15 thoughts on “Native Americans (USA), Aboriginal Cultures (Australia), Maori (New Zealand)

  1. Hi, My name is zac. We have heaps of maori people in our class i am maori too. I s any one in your class maori? laters

    • Hi Zac,
      No one is Maori but we have skyped with a teacher from New Zealand that taught us a Maori song. Her name is Ula Lologa and she is visiting in the US to be a teacher.

      Did you know that Snail and Whale came to visit with us last year at Rocky River? Well not the students in our room now but the ones that Mrs. Todd had last year that are now in third grade.

  2. Hi my name is regan from Russell Street School New Zealand. I like your thinking for your learning.

    GOOD BYE

  3. Hi, my name is Nathanael from Russellst School Palmerston North New Zealand.

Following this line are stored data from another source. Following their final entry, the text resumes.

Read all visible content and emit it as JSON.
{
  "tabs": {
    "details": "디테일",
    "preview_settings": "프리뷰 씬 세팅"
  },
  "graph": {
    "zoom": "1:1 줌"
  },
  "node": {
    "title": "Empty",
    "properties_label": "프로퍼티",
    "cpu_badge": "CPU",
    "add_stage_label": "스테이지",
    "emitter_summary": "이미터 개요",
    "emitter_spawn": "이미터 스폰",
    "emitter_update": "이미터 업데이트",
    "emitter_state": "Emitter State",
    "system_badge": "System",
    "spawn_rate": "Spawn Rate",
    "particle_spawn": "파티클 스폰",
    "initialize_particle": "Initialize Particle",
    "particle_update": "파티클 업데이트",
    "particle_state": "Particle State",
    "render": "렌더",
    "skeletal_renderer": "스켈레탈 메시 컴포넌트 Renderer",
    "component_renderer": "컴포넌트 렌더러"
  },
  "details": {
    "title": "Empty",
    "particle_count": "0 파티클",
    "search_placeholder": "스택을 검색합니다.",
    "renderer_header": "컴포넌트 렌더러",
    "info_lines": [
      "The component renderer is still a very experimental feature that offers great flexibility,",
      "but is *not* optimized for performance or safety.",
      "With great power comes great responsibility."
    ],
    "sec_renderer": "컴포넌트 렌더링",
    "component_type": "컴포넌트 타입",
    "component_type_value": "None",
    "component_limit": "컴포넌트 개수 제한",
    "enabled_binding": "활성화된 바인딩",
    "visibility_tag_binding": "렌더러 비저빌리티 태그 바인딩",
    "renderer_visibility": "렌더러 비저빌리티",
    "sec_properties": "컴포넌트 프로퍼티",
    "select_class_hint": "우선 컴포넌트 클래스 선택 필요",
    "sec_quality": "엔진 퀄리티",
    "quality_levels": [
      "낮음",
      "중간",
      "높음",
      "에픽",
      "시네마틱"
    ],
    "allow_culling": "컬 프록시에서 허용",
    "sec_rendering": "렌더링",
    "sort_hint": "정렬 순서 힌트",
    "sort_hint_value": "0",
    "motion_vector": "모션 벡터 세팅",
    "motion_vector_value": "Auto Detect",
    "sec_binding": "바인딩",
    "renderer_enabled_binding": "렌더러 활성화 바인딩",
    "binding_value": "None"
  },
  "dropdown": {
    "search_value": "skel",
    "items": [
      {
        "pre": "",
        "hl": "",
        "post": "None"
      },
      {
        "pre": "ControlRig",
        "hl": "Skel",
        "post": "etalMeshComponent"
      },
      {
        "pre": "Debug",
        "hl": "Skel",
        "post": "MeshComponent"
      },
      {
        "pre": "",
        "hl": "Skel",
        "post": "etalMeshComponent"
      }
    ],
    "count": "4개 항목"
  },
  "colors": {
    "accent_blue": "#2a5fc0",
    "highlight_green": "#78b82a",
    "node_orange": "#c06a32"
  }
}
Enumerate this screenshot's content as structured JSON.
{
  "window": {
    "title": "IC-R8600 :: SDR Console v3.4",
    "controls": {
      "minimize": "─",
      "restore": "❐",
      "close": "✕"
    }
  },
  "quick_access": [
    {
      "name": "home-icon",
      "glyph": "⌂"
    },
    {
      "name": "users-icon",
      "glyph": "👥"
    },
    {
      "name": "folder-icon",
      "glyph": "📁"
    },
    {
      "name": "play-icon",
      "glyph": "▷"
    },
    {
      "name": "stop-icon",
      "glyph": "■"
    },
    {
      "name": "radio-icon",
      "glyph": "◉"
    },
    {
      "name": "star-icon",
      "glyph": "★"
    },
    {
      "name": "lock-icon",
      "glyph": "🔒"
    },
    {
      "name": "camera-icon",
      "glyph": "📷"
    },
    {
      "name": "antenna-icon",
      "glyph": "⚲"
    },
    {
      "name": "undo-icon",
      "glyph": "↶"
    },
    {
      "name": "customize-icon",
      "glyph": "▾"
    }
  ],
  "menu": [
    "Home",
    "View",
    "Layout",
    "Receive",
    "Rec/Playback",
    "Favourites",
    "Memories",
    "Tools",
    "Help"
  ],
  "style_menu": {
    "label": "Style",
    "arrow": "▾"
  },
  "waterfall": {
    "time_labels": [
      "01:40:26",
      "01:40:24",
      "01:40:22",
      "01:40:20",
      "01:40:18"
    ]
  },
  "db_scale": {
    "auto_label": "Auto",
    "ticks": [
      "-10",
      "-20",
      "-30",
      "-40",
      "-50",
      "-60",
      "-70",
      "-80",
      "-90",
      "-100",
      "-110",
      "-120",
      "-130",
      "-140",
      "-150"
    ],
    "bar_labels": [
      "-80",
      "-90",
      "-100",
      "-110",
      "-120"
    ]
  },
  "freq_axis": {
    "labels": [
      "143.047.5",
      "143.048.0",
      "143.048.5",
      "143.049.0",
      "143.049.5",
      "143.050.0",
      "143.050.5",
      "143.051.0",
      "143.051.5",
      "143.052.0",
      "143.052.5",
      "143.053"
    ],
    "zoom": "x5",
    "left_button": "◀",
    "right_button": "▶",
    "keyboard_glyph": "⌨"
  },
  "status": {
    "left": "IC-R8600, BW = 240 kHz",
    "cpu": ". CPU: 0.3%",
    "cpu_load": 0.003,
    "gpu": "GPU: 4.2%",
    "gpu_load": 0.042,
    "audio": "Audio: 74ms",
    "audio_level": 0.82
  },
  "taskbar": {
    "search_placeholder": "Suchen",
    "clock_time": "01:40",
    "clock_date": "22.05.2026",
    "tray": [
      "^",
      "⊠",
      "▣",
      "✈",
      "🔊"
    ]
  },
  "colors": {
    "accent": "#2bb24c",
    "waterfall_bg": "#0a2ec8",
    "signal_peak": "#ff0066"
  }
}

    We know a lot of flags,country and capital. I know what maps look like as well.

  4. Hi, my name is Adarsh from Russell street

    did you know that im polynesian I am Fijian I liked your information that you guys wrote i learnt lots of things

    bye for now.

    • Hi Adarsh,
      Where did you move from? Do you know much about Fiji? Can you tell us anything interesting about it? Do you speak another language?

  5. Hi there my name is Grace from room 3/3D in the NZ. Your post looks really cool. I read some of it and you know a lot about the NZ 😀
    By Grace 😀 😀

  6. Hi, I’m Liam from New Zealand, Palmerston North 3D

    Its AMAZING that you know almost more than me!

    Bye

    • Hi Liam,
      We probably don’t know more about all of New Zealand. We only looked at volcanoes and the Maori cultures.

      What is a favorite topic to learn about for you?

  7. Hi, my name is zavier and I go to Russell Street School in New Zealand in Palmerston North.

    Did you no that I’m sort of a desert person from a country in Australia and it was very hot as in the desert.

    I have a question for you guys? Is there any different languages of some other people.

    Bye bye talk to you soon.

    • Hi Zavier,
      What do you mean you are sort of a desert person? What country in Australia? Is it Queensland, Victoria, Tasmania or New South Wales?

      Some of us speak Spanish. People in the US speak several languages.

  8. Hi I am Callum from Palmerston North New Zealand Russell Street School.
    I think that the friendly farming is awesome. Those drawings are so cool what did you use to make the art pitchers?
    By From Callum.

    • Hi Callum,
      Just crayons and paper. Thank you for the compliment. Have you ever grown plants or vegetables?

  9. Hi,
    I am Moari and would like to give you a little more knowledge.
    Maori consist of 2 parts, part 2 Polynesians as they were voyagers and settled in New Zealand but it is hard to accurately name the part 1 familys still tell tales of the short blonde hair green eyed maoris and the morioris, DNA test in the still living blonde haired green eyed brown coloured skin maori familys say they are Persians and I do think that would be right the Polynesian in a maori is alot like Hawaiians, language, land and spiritual beliefs they lived close to the water where as the Persians side was more inland they were the first to settle in NewZealand story’s tell of the night hunters where they hunted flightness kiwis and other nocturnal birds it’s said by families of the maoris that the two cultures binded as one and created there own very distinct culture

    It is the lands that formed the ways of our culture what the land grew, species of the land birds and sea life.

    And it is the colonisation of the British that brought dear to Roam free and created our killing sport, that used the land to farm, shipping in cows, lamb, pigs and brought pest over in there ships.

    I do beleive maori and Cherokee share similaritys from our Asian and Indian ancestors, thousands of years of voyagers are in US all for that we are connected to the water the stars the land our universe.

    I could spend a year writing about us but will leave it there.
    Samantha front nga puhi the cannibal warriors from the top of new zealand.